The Melis family of Perdasdefogu in Sardinia, considered the “longest-living family in the world,” consumes a minestrone made with garbanzo beans at least twice a day, accompanied by sourdough bread and a small glass of red wine [2, 3, 4, 5]

Are beans a superfood?

Legumes, including beans, offer many nutrients such as copper, iron, magnesium, potassium, folic acid, zinc, lysine (an essential amino acid), protein and fiber [6].

Buettner said each type of bean has a different nutritional profile, so eating various beans may be best. Aduki, or the red mung bean, has more fiber than many other varieties, while fava beans contain the antioxidant lutein.

Buettner added that combining beans with whole grains provides all the amino acids necessary for a complete and nutritious protein, similar to meat.

Exactly why beans?

Beans: A powerhouse for your health and pocket

Studies point to the health benefits of beans, backing up what people in Blue Zones have long known, Buettner said. The bean’s soluble fiber can cut cholesterol and help prevent type 2 diabetes by stabilizing blood sugar [7].

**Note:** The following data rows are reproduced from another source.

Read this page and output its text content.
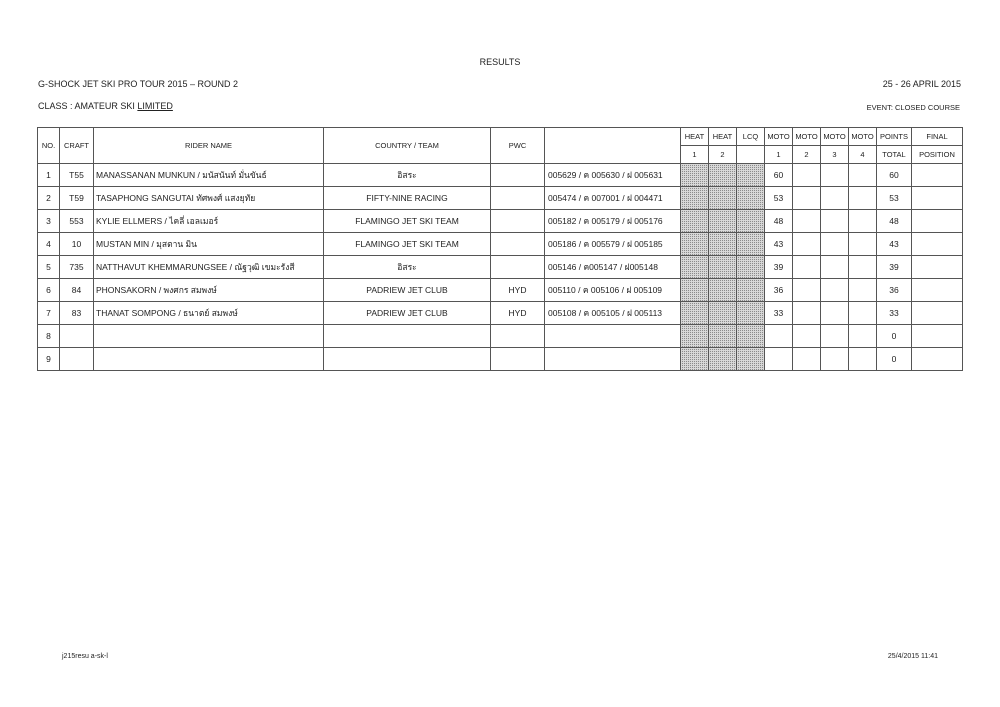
RESULTS
G-SHOCK JET SKI PRO TOUR 2015 – ROUND 2	25 - 26 APRIL 2015
CLASS : AMATEUR SKI LIMITED	EVENT: CLOSED COURSE
NO.	CRAFT	RIDER NAME	COUNTRY / TEAM	PWC		HEAT	HEAT	LCQ	MOTO	MOTO	MOTO	MOTO	POINTS	FINAL
						1	2		1	2	3	4	TOTAL	POSITION
1	T55	MANASSANAN MUNKUN / มนัสนันท์ มั่นขันธ์	อิสระ		005629 / ค 005630 / ฝ 005631				60				60	
2	T59	TASAPHONG SANGUTAI ทัศพงศ์ แสงยุทัย	FIFTY-NINE RACING		005474 / ค 007001 / ฝ 004471				53				53	
3	553	KYLIE ELLMERS / ไคลี่ เอลเมอร์	FLAMINGO JET SKI TEAM		005182 / ค 005179 / ฝ 005176				48				48	
4	10	MUSTAN MIN / มุสตาน มิน	FLAMINGO JET SKI TEAM		005186 / ค 005579 / ฝ 005185				43				43	
5	735	NATTHAVUT KHEMMARUNGSEE / ณัฐวุฒิ เขมะรังสี	อิสระ		005146 / ค005147 / ฝ005148				39				39	
6	84	PHONSAKORN / พงศกร สมพงษ์	PADRIEW JET CLUB	HYD	005110 / ค 005106 / ฝ 005109				36				36	
7	83	THANAT SOMPONG / ธนาตย์ สมพงษ์	PADRIEW JET CLUB	HYD	005108 / ค 005105 / ฝ 005113				33				33	
8													0	
9													0	
j215resu a-sk-l	25/4/2015 11:41
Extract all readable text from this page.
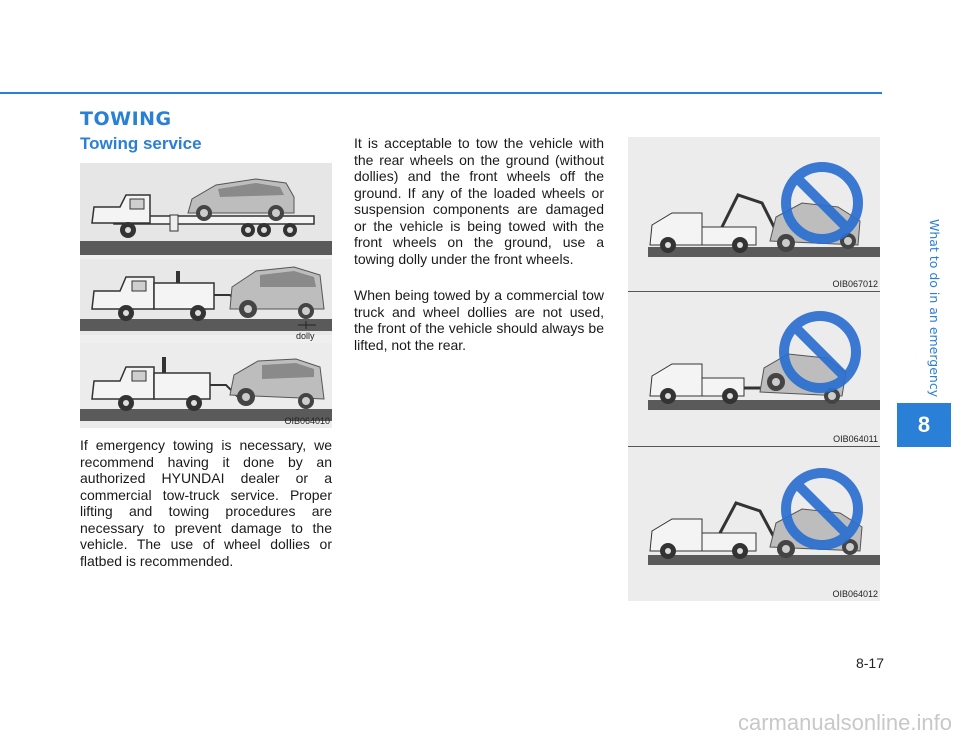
TOWING
Towing service
dolly
OIB064010

If emergency towing is necessary, we recommend having it done by an authorized HYUNDAI dealer or a commercial tow-truck service. Proper lifting and towing procedures are necessary to prevent damage to the vehicle. The use of wheel dollies or flatbed is recommended.

It is acceptable to tow the vehicle with the rear wheels on the ground (without dollies) and the front wheels off the ground. If any of the loaded wheels or suspension components are damaged or the vehicle is being towed with the front wheels on the ground, use a towing dolly under the front wheels.

When being towed by a commercial tow truck and wheel dollies are not used, the front of the vehicle should always be lifted, not the rear.

OIB067012
OIB064011
OIB064012
What to do in an emergency
8
8-17
carmanualsonline.info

A 2001 study found that eating beans four times a week reduced heart disease by 22% [8]. A 2004 study found people lived approximately eight more years for every 20-gram intake of legumes – that’s about an ounce [9].

Incorporating beans into your diet can aid in weight loss. A review of a study conducted in 2016 revealed that individuals who consumed up to 9 ounces of beans per day for six weeks lost additional three-quarters of a pound compared to those who did not consume beans.

Not only do beans and their counterparts offer many health benefits, but they are also cost-effective to buy and can be cultivated in various soil types at home. This makes them an ideal source of sustenance for economically challenged communities, as they can help to promote longevity, according to Buettner.

Prioritizing your family’s health

Buettner pointed out that many American families struggle to provide their loved ones with healthy food. Although organic and fresh produce may be expensive, he recommends that families prioritize beans and whole grains to create nutritious meals. These options can still help them achieve their health goals without breaking the bank.

Although beans benefit our health, dealing with the uncomfortable and sometimes loud and smelly aftermath can be challenging. To avoid gas, Buettner suggests starting with a small amount of a couple of tablespoons of beans each day.

To increase your intake, start with four tablespoons and gradually build up to a cup over two weeks. “Now you’re feeding the good bacteria in your gut and your microbiome is ready for it,” Buettner told CNN [10].